Some of the results from this pilot study have been surprising. Firstly, the finding that LS is lower for patients who are in remission is a particularly noteworthy finding that requires further investigation into the degree to which it reflects a “genuine effect” and the degree to which it reflects some kind of cognitive dissonance on the part of patients.

While anxiety/depression emerged as an important determinant of SWB, its greater effect on DA relative to LS in this study is slightly at odds with what we found in the previous work with the general population; further research should explore the reason for these differences.

The fact that pain matters greatly in TTO preferences but hardly shows up at all in SWB is intriguing, and we need to examine the robustness of this difference more fully. As shown before, pain relief would be less cost-effective using an SWB-based approach.23

This study provides insights on the determinants of well-being in cancer patients and their caregivers and the real-world benefits of treatment. Our future work will build on the pilot study reported here.
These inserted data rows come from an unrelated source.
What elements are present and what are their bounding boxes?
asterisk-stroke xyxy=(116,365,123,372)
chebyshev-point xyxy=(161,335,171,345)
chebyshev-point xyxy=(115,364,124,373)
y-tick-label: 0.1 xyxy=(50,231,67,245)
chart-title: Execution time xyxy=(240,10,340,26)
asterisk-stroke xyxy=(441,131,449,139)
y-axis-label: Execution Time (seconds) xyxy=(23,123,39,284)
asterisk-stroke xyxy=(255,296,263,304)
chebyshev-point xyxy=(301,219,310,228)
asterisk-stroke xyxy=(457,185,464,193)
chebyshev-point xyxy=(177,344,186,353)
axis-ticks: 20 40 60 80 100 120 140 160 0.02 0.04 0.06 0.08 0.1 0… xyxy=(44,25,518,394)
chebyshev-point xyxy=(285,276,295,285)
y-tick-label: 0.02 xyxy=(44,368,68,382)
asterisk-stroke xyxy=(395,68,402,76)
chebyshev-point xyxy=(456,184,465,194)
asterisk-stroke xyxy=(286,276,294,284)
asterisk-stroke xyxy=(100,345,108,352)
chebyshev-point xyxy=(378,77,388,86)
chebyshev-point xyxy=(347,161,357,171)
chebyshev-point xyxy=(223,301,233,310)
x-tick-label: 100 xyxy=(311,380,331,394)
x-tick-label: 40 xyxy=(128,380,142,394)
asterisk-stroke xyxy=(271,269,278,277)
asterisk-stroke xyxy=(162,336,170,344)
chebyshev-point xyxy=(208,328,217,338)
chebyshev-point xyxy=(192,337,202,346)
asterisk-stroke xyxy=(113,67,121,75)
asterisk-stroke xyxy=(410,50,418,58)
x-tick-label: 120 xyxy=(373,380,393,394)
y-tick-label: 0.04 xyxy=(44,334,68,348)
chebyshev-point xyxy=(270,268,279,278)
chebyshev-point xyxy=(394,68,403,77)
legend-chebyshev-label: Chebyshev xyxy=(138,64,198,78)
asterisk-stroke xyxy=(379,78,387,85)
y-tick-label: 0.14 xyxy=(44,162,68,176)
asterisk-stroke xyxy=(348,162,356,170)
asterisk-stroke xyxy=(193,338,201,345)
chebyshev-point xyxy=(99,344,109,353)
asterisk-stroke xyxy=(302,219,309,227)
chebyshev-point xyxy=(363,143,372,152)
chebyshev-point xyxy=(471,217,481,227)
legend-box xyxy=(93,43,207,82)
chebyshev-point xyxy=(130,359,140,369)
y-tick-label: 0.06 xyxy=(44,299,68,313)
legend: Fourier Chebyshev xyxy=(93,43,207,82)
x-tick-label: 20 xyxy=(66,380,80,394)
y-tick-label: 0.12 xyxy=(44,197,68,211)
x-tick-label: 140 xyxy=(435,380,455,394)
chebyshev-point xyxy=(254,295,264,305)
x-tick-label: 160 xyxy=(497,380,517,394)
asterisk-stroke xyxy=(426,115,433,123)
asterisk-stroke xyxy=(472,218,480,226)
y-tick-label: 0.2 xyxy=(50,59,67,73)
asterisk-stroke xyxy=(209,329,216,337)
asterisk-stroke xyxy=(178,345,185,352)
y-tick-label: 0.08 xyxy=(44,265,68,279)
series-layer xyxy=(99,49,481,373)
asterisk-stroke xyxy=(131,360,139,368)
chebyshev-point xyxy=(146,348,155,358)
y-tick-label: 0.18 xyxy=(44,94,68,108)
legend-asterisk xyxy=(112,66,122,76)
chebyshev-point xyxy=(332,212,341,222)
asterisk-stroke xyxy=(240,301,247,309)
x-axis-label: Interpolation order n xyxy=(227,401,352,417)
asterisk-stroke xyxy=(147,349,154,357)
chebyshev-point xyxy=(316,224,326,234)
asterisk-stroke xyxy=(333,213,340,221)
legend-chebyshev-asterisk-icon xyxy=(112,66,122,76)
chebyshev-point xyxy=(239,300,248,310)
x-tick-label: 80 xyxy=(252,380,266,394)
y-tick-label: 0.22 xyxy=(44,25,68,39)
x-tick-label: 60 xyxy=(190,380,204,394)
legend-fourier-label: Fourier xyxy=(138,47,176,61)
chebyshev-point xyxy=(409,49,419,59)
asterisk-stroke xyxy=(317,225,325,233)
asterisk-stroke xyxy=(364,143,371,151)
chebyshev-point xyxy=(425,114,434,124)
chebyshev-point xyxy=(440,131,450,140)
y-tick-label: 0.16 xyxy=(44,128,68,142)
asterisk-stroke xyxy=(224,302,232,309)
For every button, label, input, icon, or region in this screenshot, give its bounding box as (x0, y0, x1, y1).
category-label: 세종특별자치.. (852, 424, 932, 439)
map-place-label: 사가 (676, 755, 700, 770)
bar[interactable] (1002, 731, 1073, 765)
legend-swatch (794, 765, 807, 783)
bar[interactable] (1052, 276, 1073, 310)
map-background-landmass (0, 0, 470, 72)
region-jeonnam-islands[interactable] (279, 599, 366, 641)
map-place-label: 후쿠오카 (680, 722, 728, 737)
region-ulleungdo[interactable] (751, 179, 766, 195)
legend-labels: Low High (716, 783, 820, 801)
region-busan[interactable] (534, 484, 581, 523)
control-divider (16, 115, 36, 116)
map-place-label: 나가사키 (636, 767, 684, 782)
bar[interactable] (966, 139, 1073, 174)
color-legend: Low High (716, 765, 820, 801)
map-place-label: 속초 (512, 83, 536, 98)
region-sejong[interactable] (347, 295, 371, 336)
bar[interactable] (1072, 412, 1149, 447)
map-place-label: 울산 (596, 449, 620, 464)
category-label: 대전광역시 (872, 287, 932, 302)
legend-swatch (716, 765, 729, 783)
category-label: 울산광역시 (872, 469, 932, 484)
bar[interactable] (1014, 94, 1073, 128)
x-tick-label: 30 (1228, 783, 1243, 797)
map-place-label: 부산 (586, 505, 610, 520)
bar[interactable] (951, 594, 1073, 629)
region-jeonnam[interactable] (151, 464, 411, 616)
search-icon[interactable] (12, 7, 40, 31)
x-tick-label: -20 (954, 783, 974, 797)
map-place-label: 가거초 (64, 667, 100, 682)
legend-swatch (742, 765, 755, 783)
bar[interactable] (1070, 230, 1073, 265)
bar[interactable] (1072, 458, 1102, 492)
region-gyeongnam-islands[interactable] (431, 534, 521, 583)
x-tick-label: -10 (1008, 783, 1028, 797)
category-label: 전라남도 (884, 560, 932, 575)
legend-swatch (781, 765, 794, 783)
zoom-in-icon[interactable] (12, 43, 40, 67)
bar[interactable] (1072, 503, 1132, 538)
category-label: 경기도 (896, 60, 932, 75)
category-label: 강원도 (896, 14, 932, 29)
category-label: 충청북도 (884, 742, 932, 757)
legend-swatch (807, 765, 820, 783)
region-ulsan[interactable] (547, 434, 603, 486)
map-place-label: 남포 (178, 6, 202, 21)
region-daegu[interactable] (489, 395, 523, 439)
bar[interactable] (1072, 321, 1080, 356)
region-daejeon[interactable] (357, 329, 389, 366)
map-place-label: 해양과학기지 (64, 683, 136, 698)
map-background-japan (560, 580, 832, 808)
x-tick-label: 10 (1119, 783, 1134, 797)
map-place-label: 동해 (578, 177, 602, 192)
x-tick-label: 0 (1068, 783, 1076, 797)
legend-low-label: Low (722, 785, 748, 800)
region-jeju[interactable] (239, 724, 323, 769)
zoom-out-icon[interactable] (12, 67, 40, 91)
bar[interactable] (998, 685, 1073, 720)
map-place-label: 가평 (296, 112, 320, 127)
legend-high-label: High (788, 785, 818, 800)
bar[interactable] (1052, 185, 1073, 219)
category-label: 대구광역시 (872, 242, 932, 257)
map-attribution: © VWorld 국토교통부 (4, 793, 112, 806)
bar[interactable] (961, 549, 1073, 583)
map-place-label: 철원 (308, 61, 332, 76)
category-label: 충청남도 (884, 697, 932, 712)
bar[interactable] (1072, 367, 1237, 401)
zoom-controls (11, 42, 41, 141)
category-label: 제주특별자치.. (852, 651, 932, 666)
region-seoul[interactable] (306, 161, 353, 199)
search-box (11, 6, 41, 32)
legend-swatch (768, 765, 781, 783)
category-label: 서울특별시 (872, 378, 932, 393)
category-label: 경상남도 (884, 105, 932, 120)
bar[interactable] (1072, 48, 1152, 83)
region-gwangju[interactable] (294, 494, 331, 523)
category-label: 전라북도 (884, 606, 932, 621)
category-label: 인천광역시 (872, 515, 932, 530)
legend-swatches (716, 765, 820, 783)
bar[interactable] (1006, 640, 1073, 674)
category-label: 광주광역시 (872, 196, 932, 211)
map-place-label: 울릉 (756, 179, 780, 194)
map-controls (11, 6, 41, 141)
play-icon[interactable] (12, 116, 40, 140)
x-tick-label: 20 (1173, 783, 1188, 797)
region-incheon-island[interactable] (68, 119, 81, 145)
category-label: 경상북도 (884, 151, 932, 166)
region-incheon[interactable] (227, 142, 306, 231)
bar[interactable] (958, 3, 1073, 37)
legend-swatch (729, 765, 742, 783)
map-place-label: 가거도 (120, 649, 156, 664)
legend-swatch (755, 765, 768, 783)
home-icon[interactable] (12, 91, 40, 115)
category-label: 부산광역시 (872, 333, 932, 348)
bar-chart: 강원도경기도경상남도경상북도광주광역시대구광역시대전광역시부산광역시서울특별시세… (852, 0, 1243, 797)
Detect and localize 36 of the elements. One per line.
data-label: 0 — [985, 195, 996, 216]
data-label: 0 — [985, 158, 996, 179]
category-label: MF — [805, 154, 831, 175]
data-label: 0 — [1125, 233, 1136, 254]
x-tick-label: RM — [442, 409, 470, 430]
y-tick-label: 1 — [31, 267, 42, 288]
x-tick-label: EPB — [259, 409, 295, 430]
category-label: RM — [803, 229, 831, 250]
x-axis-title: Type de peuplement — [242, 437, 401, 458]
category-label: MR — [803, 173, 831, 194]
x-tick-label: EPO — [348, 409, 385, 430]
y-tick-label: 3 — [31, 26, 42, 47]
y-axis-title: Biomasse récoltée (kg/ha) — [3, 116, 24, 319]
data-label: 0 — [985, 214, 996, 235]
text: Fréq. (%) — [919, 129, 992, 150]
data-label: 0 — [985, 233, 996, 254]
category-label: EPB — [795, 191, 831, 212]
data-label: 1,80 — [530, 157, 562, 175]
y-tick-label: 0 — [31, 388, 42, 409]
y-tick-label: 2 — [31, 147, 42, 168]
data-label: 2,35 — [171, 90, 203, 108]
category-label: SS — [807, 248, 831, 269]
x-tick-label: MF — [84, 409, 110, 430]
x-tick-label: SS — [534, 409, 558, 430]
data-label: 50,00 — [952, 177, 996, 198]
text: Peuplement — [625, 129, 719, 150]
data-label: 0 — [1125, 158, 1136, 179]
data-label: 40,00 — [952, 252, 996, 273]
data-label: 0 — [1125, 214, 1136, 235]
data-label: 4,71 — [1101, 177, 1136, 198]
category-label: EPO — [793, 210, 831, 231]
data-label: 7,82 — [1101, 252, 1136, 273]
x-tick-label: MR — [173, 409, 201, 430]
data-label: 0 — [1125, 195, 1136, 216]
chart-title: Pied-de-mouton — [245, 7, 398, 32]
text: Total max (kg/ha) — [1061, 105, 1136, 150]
We sincerely thank Paul Dolan, Professor of Behavioral Sciences (London School of Economics, London), for his support and for designing the patient/caregiver questionnaire and allowing us to use it as part of this study. We would also like to thank James Piercy (Adelphi Real World) and Warren Cowell (Pfizer) for their contributions to this work.

This work was financially supported by Pfizer. Adelphi Real World, a third-party research organization, was involved in collecting, processing, handling and storing the information on behalf of Pfizer. The study was conducted by the Clinical Trials Unit at the Beatson, West of Scotland Cancer Center, Glasgow, UK.

Author contributions

All named authors have read the manuscript and have agreed to submit the paper in its present form. All authors contributed toward data analysis, drafting and revising the paper and agree to be accountable for all aspects of the work.


Julie Ann Bridge was employed by Pfizer Ltd, UK at the time of the study. The authors report no other conflicts of interest in this work.